Abstract: Seeking Help for Perinatal Depression and Anxiety: A Systematic Review of Systematic Reviews from an Interdependent Perspective (Society for Social Work and Research 29th Annual Conference)

Please note schedule is subject to change. All in-person and virtual presentations are in Pacific Time Zone (PST).

Seeking Help for Perinatal Depression and Anxiety: A Systematic Review of Systematic Reviews from an Interdependent Perspective

Schedule:
Sunday, January 19, 2025
Issaquah B, Level 3 (Sheraton Grand Seattle)
* noted as presenting author
Rena Bina, PhD, Senior lecturer, Bar Ilan University, Ramat Gan, Israel
Ana Uka, PhD, Head, Research Center for Sustainable Development and Innovation, Beder University, Albania
Raquel Costa, Lusófona University, HEI‐Lab: Digital Human‐Environment Interaction Labs, Lusófona University, Portugal
Rivka Tuval-Mashiach, Head, International School Bar Ilan University, Bar ilan University, Israel
Background and purpose: Perinatal mental health is globally recognized as a major social and public health challenge, since pregnant women and new mothers are at a high risk of experiencing mental health problems, such as perinatal mood and anxiety disorders (PMAD), leading to wide-spread long-lasting negative consequences. Hence, seeking help for PMAD is crucial for women’s mental health and babies’ development, yet many women do not seek help for their condition and remain undiagnosed and untreated. The mental health help-seeking process has often been viewed as an individual’s process. However, help-seeking is not a one-sided process, but, rather, is a collaborative process, dependent on what is offered to the help seekers and how it is made accessible to them. This study included a systematic review of systematic reviews aimed at summarizing and synthesizing findings from all systematic reviews on seeking help for PMAD in the context of Interdependence theory, highlighting the interdependent relationship between women and healthcare providers and how it may impact women’s help-seeking process.

Methods: A collaborative research approach was employed, bringing together researchers from social work, public health and psychology disciplines in order to provide a new perspective for understanding this complex challenge of seeking help for PMAD. A literature search was performed in four electronic databases, and 18 studies published up to 2023 met inclusion criteria for review.
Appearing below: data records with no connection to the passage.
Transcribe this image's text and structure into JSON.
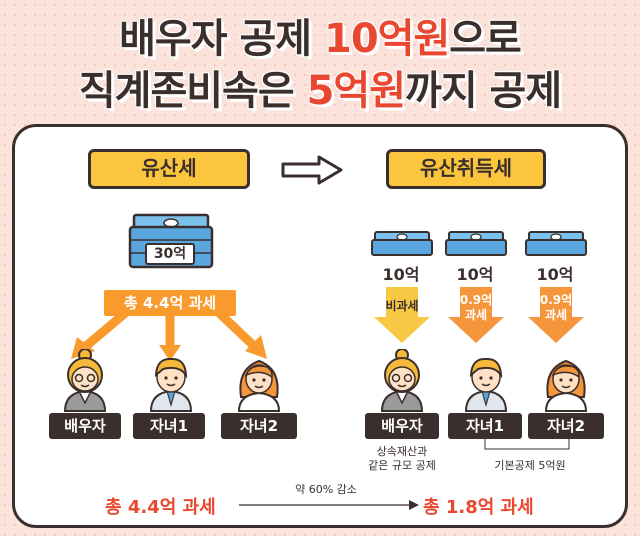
{
  "title": {
    "line1_a": "배우자 공제 ",
    "line1_b": "10억원",
    "line1_c": "으로",
    "line2_a": "직계존비속은 ",
    "line2_b": "5억원",
    "line2_c": "까지 공제"
  },
  "left": {
    "pill": "유산세",
    "money_amount": "30억",
    "tax_banner": "총 4.4억 과세",
    "persons": [
      {
        "role": "배우자"
      },
      {
        "role": "자녀1"
      },
      {
        "role": "자녀2"
      }
    ]
  },
  "right": {
    "pill": "유산취득세",
    "money": [
      {
        "amount": "10억",
        "arrow_text": "비과세"
      },
      {
        "amount": "10억",
        "arrow_text_1": "0.9억",
        "arrow_text_2": "과세"
      },
      {
        "amount": "10억",
        "arrow_text_1": "0.9억",
        "arrow_text_2": "과세"
      }
    ],
    "persons": [
      {
        "role": "배우자"
      },
      {
        "role": "자녀1"
      },
      {
        "role": "자녀2"
      }
    ],
    "note_spouse_1": "상속재산과",
    "note_spouse_2": "같은 규모 공제",
    "note_children": "기본공제 5억원"
  },
  "bottom": {
    "left_total": "총 4.4억 과세",
    "reduction": "약 60% 감소",
    "right_total": "총 1.8억 과세"
  },
  "colors": {
    "accent_red": "#e9472f",
    "pill_yellow": "#fbc63d",
    "arrow_orange": "#f89b2c",
    "money_blue": "#5aa7e0",
    "outline_dark": "#3a2f2c"
  }
}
Results: The Capability, Opportunity and Motivation model of Behavior was used as a framework for organizing and presenting the results. Results demonstrate that seeking help for PMAD is a function of the interdependent relationship between perinatal women’s and healthcare providers’ psychological capabilities (e.g., women’s lack of awareness to their need for help and providers’ lack of knowledge about depression) and physical capabilities (e.g., providers’ lack of practical skills for detecting depression), social opportunities (e.g., women’s lack of trust in healthcare providers) and physical opportunities (e.g., women’s financial constraints and broken referral systems between health and mental health providers), and their reflective and automatic motivation (e.g., women’s negative attitudes toward mental health treatment and providers’ perception that discussing mental health issues is not their role).

Conclusions and implications: Unmet needs in perinatal mental healthcare is an important social and public health problem, and as such, an interdisciplinary and collaborative approach to understanding this problem is crucial. Social workers should play a key role in bringing these disciplines together while collaborating with women with lived experience in order to provide a broad understanding of the problem and offer innovative pathways to care. This systematic review of systematic reviews highlighted the importance of this collaborative approach by stressing the interdependent process women and providers engage in which impacts women’s help-seeking. Hopefully this perspective may offer new insights for understanding the perinatal mental health help-seeking challenge and for shaping healthcare systems, designing interventions and implementing national guidelines and policies for providing adequate perinatal mental health care and pathways to care in a way that will enhance rates of mental health treatment use.